Plants that attract predator mites

 Purple Flash Pepper

Purple Flash Pepper

It has not been well documented which plants attract these beneficial predator mites, otherwise called phytoseiid mites.  While it is true that phytoseiid mites are mostly known as predators of mites and soft-bodied insects, numerous species use pollen as a food source and develop on pollen diets with the highest reproductive potential. Considering the fact that important food elements such as proteins, free amino acids, carbohydrates, lipids, vitamins, flavonoids, and minerals are common in pollen grains, the advantages of ability of exploiting pollen as alternative food source for phytoseiid mites can be summarized as follow:

  • In the presence of pollen they can preserve their population at relatively high densities under conditions of their original prey scarcity or absence.

  • Pollen can be used in order to improve or facilitate experimental and commercial mass rearing of phytoseiids.

  • Pollen can be offered as supplementary or alternative food in commercial greenhouses and fields or as banker plants in greenhouses to improve the efficacy of predators.

Amblyseius swirskii, Amblyseius andersoni, Neoseiulus fallacis, Neoseiulus californicus, Galendromus occidentalis been documented to feed on pollen of flowering plants. Predatory mites belong to four categories – Type I, Type II, Type III, and Type IV.  Traditional agricultural operations have typically used the purple flash peppers due to their long flowering period. However, other flowering plants like other agricultural peppers (bell, anaheim, poblano, etc) can also be used in farms. In fact many different species of pollen have been used in studies to rear predator insects. Everything from peach pollen to bee pollen has been used. Having a wide array of flowering plants proximal to the cannabis gardens would provide the most diverse environment for the predators to have a secondary food source in times of low pest pressure.
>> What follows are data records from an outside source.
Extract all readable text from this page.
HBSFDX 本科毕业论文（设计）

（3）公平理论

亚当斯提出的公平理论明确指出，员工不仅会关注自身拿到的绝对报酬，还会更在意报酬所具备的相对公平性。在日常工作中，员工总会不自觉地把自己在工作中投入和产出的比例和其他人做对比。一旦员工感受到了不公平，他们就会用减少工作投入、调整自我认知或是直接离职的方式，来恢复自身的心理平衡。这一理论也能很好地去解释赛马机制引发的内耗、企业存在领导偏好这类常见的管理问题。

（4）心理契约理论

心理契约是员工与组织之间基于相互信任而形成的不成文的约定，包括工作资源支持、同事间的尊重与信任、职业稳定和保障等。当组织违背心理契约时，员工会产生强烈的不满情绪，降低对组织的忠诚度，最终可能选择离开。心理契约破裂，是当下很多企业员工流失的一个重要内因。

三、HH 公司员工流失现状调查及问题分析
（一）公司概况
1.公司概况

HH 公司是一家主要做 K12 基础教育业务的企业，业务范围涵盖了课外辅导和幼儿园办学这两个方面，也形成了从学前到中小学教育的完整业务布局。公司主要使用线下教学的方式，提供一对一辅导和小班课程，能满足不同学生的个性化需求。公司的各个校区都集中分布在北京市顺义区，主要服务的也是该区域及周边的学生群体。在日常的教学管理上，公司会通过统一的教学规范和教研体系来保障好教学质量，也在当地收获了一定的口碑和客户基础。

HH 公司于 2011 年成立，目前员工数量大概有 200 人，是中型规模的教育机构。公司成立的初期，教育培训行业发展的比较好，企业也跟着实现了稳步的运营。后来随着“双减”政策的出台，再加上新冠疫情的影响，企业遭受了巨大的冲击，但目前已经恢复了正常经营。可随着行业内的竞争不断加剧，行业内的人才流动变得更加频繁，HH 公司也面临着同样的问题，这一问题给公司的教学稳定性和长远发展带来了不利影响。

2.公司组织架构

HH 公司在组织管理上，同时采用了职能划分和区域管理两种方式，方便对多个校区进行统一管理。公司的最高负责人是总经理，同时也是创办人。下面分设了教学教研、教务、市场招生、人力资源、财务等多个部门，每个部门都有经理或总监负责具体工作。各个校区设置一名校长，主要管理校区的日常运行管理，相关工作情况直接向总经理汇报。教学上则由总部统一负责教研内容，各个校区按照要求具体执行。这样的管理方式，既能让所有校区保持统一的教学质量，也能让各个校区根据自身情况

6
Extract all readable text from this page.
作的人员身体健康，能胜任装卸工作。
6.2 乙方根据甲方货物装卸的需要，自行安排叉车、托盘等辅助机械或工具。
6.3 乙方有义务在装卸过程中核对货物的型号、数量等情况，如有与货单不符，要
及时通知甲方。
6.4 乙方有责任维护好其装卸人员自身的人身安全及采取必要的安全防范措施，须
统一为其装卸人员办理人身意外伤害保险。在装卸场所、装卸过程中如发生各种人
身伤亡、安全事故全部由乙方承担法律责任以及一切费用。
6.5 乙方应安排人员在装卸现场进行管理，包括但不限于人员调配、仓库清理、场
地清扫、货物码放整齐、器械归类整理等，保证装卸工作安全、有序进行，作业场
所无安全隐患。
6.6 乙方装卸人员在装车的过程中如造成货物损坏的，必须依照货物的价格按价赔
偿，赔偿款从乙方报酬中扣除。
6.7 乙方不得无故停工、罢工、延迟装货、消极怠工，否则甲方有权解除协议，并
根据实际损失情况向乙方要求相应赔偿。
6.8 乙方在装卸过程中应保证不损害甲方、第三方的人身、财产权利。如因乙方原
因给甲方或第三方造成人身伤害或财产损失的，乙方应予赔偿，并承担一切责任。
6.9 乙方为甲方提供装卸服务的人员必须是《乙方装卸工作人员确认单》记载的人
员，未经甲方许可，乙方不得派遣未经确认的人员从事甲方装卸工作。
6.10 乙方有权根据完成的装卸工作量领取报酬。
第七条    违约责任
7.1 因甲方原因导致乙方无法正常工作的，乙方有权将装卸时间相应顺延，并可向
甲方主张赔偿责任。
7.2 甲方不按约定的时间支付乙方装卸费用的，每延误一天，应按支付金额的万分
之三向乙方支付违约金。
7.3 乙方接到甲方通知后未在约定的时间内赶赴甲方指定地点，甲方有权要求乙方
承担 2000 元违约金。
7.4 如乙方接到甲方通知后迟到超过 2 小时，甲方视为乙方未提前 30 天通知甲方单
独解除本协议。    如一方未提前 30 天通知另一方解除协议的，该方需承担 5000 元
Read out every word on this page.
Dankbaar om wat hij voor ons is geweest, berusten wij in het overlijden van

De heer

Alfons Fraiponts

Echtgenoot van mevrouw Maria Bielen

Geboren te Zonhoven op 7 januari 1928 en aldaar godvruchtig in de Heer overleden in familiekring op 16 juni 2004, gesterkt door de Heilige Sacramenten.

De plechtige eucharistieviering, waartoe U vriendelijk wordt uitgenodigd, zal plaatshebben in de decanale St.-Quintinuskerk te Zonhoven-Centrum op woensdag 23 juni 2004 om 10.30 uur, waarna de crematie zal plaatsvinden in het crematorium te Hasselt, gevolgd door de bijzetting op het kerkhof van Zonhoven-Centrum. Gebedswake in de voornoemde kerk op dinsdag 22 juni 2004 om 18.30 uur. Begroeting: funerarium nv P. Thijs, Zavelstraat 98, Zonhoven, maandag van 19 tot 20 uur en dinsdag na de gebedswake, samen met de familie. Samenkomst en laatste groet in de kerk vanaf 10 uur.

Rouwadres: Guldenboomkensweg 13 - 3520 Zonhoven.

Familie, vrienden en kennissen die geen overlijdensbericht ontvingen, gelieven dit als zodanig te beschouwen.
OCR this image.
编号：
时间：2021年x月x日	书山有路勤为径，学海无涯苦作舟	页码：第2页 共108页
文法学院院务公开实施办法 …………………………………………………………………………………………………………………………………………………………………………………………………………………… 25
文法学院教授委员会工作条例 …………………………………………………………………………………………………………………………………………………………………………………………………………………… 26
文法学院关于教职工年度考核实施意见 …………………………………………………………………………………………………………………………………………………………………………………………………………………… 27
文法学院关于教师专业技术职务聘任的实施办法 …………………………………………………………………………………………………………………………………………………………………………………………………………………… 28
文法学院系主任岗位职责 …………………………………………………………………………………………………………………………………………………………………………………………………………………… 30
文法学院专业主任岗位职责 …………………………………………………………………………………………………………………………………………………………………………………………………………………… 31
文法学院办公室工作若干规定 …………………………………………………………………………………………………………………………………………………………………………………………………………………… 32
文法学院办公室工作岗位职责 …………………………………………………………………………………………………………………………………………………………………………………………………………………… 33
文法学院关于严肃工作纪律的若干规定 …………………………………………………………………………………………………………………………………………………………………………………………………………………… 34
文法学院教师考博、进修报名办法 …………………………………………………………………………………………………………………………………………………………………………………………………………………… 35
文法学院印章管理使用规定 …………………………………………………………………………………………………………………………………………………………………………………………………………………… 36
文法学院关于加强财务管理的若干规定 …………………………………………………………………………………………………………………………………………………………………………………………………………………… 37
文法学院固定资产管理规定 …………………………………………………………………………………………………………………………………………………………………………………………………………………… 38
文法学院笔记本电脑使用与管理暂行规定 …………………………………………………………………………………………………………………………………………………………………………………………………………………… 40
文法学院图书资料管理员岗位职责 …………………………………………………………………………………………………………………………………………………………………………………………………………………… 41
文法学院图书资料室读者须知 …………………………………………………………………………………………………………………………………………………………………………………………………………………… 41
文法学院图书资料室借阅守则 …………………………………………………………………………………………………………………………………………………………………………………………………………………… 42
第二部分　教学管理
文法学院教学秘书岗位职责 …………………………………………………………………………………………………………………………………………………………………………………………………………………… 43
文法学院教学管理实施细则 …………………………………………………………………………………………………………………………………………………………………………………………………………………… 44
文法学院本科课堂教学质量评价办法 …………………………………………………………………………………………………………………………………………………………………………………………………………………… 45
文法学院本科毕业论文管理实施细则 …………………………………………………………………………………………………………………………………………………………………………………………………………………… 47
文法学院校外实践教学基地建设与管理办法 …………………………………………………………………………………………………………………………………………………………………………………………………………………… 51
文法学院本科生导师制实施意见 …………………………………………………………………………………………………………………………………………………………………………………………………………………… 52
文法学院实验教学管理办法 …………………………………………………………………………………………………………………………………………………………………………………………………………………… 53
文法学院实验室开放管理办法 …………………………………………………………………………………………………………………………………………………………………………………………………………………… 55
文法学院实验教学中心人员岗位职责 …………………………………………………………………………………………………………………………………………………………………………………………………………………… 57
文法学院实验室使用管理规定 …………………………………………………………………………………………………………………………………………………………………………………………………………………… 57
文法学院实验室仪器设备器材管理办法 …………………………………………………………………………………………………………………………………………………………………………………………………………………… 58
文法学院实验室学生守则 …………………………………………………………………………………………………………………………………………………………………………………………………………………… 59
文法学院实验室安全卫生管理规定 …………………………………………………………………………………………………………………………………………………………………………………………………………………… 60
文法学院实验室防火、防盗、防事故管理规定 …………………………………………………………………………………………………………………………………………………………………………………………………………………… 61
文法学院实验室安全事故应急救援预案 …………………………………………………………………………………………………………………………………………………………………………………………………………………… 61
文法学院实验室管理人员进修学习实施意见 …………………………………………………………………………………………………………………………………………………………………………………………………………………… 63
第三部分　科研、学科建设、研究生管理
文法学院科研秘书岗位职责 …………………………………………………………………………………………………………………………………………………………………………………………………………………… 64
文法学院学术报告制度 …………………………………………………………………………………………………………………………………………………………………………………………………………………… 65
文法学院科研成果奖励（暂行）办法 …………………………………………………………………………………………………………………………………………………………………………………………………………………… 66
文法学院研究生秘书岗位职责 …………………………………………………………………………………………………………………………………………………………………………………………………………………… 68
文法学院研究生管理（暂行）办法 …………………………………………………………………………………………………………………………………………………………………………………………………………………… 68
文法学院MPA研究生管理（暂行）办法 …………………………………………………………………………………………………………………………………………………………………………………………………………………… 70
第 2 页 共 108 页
Studies have confirmed that mites also follow plant induced volatile chemicals. Several authors in science journals have reported on the olfactory responses of P. persimilis to individual spider mite-induced plant volatiles. Responses elicited by linalool, methyl salicylate, and β-ocimene have been documented. Linalool is found in high concentrations in lavender and basil, β-ocimene is found in basil. So running trials with companion planting with basil would be advised. Methyl salicylate is also produced by many species of plants, particularly wintergreens. It can also be produced by the plant when they're attacked. It has been suggested that soaking cotton balls in wintergreen (inside a perfortated plastic container) can be placed on the plants to attract beneficial predators.